Re: Application of Cloudera Hadoop for Dataset analysis

Its possible to do on VM , but its more dependent on how much data you want
to analyze and power of your system where you installed this.

Since you are CS ungergrad I would suggest you to install on plain linux
system , you can quickly pick up setup. ( after playing initially with VM )

For running SQL type of queries you can see HIVE tool
For running machine learning algo see Mahout
You can also write own custom Java code for queries.
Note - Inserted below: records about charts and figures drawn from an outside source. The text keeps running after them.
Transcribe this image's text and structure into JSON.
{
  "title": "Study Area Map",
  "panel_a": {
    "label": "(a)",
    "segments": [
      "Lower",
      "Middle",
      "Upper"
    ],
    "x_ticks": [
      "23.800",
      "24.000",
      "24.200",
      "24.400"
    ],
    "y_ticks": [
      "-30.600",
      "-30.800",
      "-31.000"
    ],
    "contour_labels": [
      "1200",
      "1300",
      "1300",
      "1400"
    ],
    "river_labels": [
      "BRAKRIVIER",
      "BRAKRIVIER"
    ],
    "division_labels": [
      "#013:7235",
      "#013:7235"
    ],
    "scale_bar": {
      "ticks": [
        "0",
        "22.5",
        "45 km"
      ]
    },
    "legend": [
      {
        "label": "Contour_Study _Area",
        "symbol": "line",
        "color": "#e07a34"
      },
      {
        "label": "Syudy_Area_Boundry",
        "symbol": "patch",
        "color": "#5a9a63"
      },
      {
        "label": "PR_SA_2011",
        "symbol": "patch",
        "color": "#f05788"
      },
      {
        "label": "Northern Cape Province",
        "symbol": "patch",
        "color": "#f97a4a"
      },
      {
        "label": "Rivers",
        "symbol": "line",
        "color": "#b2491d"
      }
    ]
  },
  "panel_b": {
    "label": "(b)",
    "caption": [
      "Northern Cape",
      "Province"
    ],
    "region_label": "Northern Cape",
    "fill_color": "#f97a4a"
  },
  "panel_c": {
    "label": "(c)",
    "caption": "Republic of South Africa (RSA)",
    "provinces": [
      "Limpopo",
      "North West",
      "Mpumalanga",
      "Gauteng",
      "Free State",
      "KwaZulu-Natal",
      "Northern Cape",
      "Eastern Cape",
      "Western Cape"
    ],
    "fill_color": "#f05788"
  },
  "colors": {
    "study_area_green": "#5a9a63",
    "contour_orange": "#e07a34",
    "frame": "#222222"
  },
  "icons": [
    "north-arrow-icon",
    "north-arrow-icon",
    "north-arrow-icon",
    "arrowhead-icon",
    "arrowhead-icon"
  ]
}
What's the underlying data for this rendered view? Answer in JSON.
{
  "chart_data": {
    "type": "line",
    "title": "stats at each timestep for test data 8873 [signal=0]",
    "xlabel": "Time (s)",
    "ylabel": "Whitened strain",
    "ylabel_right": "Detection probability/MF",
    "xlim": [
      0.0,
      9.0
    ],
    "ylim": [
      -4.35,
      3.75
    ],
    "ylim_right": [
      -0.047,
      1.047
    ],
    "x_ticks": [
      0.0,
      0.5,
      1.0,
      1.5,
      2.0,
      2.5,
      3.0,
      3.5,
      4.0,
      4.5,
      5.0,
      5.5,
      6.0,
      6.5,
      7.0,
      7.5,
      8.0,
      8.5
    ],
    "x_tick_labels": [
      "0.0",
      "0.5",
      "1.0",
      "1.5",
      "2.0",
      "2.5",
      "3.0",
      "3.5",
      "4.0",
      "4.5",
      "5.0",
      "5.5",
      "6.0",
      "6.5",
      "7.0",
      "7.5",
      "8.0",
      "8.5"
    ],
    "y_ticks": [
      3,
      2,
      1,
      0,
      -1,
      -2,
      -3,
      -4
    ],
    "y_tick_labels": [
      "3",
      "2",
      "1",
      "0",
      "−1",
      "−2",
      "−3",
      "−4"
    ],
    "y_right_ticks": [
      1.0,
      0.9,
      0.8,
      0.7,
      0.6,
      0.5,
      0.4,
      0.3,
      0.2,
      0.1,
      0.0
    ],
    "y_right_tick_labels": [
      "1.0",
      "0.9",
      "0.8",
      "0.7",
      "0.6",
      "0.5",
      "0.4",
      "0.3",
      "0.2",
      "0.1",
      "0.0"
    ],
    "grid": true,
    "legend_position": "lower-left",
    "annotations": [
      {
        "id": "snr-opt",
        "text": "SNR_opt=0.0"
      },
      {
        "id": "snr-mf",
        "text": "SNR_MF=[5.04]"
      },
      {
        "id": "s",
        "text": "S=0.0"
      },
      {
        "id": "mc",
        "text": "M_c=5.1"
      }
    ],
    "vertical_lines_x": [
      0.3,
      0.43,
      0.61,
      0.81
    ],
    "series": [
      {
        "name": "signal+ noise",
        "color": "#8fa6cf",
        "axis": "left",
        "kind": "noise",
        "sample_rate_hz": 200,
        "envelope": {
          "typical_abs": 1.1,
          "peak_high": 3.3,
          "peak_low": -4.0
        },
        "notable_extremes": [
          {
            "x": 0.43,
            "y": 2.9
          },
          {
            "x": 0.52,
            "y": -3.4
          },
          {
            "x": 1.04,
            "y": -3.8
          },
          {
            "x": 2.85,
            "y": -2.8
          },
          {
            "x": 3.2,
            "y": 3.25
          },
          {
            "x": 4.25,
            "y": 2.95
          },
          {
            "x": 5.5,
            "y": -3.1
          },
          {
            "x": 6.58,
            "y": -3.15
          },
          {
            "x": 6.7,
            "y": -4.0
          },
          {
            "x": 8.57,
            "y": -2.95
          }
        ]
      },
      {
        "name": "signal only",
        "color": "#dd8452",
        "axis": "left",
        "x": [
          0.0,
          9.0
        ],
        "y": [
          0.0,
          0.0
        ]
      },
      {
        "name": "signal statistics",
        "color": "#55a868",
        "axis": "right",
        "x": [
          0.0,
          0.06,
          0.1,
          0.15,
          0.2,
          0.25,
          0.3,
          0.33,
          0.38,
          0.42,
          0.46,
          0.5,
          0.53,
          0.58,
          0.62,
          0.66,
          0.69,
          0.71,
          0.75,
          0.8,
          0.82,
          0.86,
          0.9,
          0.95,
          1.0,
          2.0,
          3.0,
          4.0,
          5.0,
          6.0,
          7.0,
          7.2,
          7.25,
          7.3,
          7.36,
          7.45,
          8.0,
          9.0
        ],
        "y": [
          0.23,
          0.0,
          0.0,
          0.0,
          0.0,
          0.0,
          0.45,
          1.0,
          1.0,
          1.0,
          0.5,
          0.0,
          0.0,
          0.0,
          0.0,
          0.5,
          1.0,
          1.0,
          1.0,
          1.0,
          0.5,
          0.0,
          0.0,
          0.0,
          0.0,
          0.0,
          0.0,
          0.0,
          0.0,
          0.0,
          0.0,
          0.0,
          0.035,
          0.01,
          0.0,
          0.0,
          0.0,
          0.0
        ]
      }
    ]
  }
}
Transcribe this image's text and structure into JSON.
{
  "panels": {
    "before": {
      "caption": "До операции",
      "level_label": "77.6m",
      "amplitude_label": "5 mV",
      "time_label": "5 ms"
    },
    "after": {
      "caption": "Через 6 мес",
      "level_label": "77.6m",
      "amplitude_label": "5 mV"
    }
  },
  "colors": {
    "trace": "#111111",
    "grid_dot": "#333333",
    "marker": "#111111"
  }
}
Just start with initial install , shout here at mailing list when ever you
are struck.

Welcome to magical world of data.


Jagat Singh

On Tue, Feb 5, 2013 at 9:43 PM, Sharath Chandra Guntuku <

> Hi,
> I am Sharath Chandra, an undergraduate student at BITS-Pilani, India. I
> would like to get the following clarifications regarding cloudera hadoop
> distribution. I am using a CDH4 Demo VM for now.
> 1. After I upload the files into the file browser, if I have to link
> two-three datasets using a key in those files, what should I do? Do I have
> to run a query over them?
> 2. My objective is that I have some data collected over a few years and
> now, I would like to link all of them, as in a database using keys and then
> run queries over them to find out particular patterns. Later I would like
> to implement some Machine learning algorithms on them for predictive
> analysis. Will this be possible on the demo VM?
> I am totally new to this. Can I get some help on this? I would be very
> grateful for the same.
> Thanks and Regards,
> *Sharath Chandra Guntuku*
> Undergraduate Student (Final Year)
> *Computer Science Department*
> *BITS-Pilani*, Hyderabad Campus
> Jawahar Nagar, Shameerpet, RR Dist,
> Hyderabad - 500078, Andhra Pradesh